A ody is in pure rotation. The linear speed v of a particle, the distance r of the particle from the axis and the angular velocity `omega` of the body are related as `omega=v/r`. Thus

To solve the problem, we need to analyze the relationship between linear speed (v), distance from the axis of rotation (r), and angular velocity (ω) of a body in pure rotation. ### Step-by-Step Solution: 1. **Understanding the Relationship**: The relationship given is: \[ \omega = \frac{v}{r} \] where \( \omega \) is the angular velocity, \( v \) is the linear speed, and \( r \) is the distance from the axis of rotation. 2. **Rearranging the Equation**: We can rearrange the equation to express linear speed in terms of angular velocity and radius: \[ v = \omega \cdot r \] 3. **Analyzing Angular Velocity**: In pure rotation, every point on the body has the same angular velocity \( \omega \).
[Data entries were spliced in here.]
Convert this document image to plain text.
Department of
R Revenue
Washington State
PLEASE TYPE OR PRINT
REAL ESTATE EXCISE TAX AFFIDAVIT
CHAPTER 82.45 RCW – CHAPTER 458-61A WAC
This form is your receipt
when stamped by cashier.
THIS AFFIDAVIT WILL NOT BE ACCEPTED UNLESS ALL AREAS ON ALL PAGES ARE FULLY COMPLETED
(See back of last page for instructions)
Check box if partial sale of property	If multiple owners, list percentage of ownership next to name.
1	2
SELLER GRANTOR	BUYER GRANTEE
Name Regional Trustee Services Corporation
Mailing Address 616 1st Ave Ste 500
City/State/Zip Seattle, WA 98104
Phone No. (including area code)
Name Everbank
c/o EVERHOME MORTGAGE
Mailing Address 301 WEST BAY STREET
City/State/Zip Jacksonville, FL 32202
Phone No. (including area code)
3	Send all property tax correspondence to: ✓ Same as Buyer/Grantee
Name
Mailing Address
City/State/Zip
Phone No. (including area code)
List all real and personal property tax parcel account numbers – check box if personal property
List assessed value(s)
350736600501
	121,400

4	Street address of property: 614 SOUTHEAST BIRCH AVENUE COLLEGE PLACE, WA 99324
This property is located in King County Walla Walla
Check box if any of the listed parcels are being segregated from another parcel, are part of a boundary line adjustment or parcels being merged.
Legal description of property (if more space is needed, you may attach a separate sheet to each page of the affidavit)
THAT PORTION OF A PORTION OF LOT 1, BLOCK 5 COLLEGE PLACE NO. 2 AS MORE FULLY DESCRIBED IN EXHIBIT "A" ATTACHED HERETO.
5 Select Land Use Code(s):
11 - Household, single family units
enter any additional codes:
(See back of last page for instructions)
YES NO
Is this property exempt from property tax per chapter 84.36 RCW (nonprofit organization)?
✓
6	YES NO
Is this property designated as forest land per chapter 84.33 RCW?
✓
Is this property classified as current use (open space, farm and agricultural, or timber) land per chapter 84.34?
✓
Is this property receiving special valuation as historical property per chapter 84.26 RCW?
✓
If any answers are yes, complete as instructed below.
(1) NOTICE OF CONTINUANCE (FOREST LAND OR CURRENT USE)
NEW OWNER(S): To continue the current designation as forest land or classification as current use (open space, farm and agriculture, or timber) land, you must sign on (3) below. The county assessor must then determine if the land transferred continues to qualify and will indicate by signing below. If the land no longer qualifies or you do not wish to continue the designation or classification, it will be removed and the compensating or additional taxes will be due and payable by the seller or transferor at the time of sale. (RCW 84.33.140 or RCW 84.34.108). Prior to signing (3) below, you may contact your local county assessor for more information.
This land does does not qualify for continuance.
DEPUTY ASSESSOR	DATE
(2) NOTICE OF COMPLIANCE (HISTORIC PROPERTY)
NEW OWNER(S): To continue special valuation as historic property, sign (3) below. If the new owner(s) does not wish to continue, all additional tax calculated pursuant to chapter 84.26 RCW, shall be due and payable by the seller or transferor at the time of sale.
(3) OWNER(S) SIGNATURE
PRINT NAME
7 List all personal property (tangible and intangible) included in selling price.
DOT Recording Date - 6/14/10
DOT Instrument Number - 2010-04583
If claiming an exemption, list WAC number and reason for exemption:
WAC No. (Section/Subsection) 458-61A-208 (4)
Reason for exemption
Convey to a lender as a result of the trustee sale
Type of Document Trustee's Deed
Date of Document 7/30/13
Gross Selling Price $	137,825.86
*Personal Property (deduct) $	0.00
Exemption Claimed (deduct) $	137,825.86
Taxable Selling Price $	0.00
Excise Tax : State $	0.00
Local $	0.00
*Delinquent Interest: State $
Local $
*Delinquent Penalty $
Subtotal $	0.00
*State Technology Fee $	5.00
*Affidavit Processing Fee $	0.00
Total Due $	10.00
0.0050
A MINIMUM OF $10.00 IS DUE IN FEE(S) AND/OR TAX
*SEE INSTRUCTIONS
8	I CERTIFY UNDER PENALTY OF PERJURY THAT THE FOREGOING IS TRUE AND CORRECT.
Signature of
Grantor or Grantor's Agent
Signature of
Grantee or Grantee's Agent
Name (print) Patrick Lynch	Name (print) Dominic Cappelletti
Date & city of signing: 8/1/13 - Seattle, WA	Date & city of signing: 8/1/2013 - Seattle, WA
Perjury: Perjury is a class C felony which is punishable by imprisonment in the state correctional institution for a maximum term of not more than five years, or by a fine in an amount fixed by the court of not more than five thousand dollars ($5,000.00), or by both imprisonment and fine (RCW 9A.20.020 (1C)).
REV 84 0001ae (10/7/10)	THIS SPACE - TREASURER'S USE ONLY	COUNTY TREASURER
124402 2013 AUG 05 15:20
This means that regardless of the distance \( r \) from the axis of rotation, the angular velocity remains constant for all points on the body. 4. **Exploring the Implications**: Since \( v \) depends on \( r \) (as \( v = \omega \cdot r \)), if \( r \) increases, \( v \) also increases proportionally, given that \( \omega \) is constant. 5. **Conclusion**: From the relationship \( \omega = \frac{v}{r} \), we can conclude that: - The angular velocity \( \omega \) is independent of \( r \). - The linear speed \( v \) is directly proportional to the distance \( r \) from the axis of rotation. ### Final Answer: Thus, the correct conclusion is that the angular velocity \( \omega \) is independent of the distance \( r \) from the axis of rotation.